The company’s early angel investors encouraged Gogar to travel to Silicon Valley and experience the start-up culture there first-hand, as well as go through the process of pitching for venture capital funding. “They were like, ‘Hey, Tomas, you should go to Silicon Valley to see how it’s done. So I went, and I have to say, I was thrilled. I had the felt like everyone was so smart. I went to Pitch Nights and failed miserably,” says Gogar.

Gogar’s experience as a Czech doctoral student taught him to be very conservative when writing scholarship proposals. But no VC wants a conservative view of the future. They expect exponential growth. “It was like a culture shock when I started pitching in the US and Silicon Valley. I was not good at fundraising, so I went on a mission to find clients instead” , explains Gogar.

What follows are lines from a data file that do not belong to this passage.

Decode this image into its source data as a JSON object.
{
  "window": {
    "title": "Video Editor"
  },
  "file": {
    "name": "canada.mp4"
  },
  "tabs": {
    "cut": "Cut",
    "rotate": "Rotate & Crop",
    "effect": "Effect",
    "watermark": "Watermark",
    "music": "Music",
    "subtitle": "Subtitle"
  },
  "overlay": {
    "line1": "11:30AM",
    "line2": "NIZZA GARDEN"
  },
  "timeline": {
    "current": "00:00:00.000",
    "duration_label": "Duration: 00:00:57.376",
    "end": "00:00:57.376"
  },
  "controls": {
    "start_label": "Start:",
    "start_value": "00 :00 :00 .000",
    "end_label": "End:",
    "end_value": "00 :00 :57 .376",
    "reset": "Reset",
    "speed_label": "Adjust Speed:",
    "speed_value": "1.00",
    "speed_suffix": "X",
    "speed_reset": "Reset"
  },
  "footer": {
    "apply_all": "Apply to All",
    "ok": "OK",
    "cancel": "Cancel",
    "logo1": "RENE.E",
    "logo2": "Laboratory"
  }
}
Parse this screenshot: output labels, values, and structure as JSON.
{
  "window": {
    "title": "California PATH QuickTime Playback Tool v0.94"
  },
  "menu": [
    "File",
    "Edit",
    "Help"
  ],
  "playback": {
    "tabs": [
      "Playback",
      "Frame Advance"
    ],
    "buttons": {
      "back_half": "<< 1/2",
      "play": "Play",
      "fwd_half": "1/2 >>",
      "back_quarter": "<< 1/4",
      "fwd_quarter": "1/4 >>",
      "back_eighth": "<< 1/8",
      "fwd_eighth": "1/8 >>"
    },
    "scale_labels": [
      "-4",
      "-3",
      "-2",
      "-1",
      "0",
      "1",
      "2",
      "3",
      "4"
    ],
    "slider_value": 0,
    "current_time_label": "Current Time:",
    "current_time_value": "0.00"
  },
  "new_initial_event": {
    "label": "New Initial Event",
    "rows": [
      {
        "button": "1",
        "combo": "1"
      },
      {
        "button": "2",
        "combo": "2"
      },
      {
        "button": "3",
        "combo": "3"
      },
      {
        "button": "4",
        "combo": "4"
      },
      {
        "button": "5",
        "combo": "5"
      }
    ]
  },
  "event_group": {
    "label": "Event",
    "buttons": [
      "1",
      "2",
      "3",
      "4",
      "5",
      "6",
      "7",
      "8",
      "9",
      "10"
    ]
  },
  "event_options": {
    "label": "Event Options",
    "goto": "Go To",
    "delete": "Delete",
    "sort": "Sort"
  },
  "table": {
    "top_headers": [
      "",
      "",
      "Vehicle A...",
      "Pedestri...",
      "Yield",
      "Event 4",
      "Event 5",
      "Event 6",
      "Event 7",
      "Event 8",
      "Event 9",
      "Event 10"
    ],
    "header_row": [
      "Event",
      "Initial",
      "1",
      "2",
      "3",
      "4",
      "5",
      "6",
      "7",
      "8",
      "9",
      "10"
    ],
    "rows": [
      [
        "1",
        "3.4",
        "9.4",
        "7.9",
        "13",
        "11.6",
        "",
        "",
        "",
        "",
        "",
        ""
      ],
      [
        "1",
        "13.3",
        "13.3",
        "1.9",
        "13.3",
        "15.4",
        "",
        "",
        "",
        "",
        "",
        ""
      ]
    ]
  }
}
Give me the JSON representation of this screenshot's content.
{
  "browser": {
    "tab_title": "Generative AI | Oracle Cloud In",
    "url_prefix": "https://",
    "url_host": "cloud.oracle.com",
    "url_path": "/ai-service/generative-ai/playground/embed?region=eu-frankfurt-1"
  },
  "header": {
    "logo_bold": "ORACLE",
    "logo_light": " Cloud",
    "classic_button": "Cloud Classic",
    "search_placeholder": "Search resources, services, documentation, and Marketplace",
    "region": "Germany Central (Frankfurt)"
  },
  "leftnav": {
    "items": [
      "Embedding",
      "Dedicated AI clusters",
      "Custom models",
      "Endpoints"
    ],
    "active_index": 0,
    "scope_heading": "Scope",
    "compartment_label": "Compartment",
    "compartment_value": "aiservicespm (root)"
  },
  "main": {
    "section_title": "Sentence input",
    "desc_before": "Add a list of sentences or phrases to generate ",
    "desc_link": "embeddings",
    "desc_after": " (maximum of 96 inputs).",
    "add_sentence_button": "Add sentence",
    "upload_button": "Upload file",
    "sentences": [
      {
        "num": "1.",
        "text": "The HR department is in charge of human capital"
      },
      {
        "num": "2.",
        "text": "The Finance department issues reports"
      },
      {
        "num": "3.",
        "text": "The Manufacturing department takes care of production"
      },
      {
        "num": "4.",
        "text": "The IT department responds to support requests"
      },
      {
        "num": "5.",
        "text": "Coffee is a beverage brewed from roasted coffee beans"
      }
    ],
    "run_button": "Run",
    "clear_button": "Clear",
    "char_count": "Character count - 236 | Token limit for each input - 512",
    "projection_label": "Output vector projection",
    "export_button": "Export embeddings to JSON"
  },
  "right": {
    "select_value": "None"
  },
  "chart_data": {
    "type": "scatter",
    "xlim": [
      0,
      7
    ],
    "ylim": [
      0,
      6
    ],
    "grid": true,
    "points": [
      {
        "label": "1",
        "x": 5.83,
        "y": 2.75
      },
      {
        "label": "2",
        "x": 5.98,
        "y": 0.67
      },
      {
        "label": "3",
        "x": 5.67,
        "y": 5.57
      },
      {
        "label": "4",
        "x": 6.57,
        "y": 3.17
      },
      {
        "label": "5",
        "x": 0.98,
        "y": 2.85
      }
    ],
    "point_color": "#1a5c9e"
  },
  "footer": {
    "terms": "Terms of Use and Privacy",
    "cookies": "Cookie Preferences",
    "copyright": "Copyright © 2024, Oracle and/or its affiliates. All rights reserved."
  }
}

He had the chance to introduce Flexport and its founder Ryan Peterson, which resulted in a small deal. Peterson didn’t just become a client, he became an investor and introduced Gogar to Elad Gil, an investor and advisor to companies such as Airbnb, Airtable, Coinbase, Figma and Flexport. These early investor relationships would later help Gogar open the doors to significant venture capital funding. “Coming out of Prague, it takes time, but we managed to reach the Silicon Valley network thanks to the success of the product itself. I didn’t manage to make that investor pitch,” says Gogar.

As for the future? “We don’t want people to spend their lives entering data. This really tedious work should go away. I think we should be able to solve 90% of the problem and the remaining 10% will be difficult, but I think we should be able to do it,” Gogar concludes.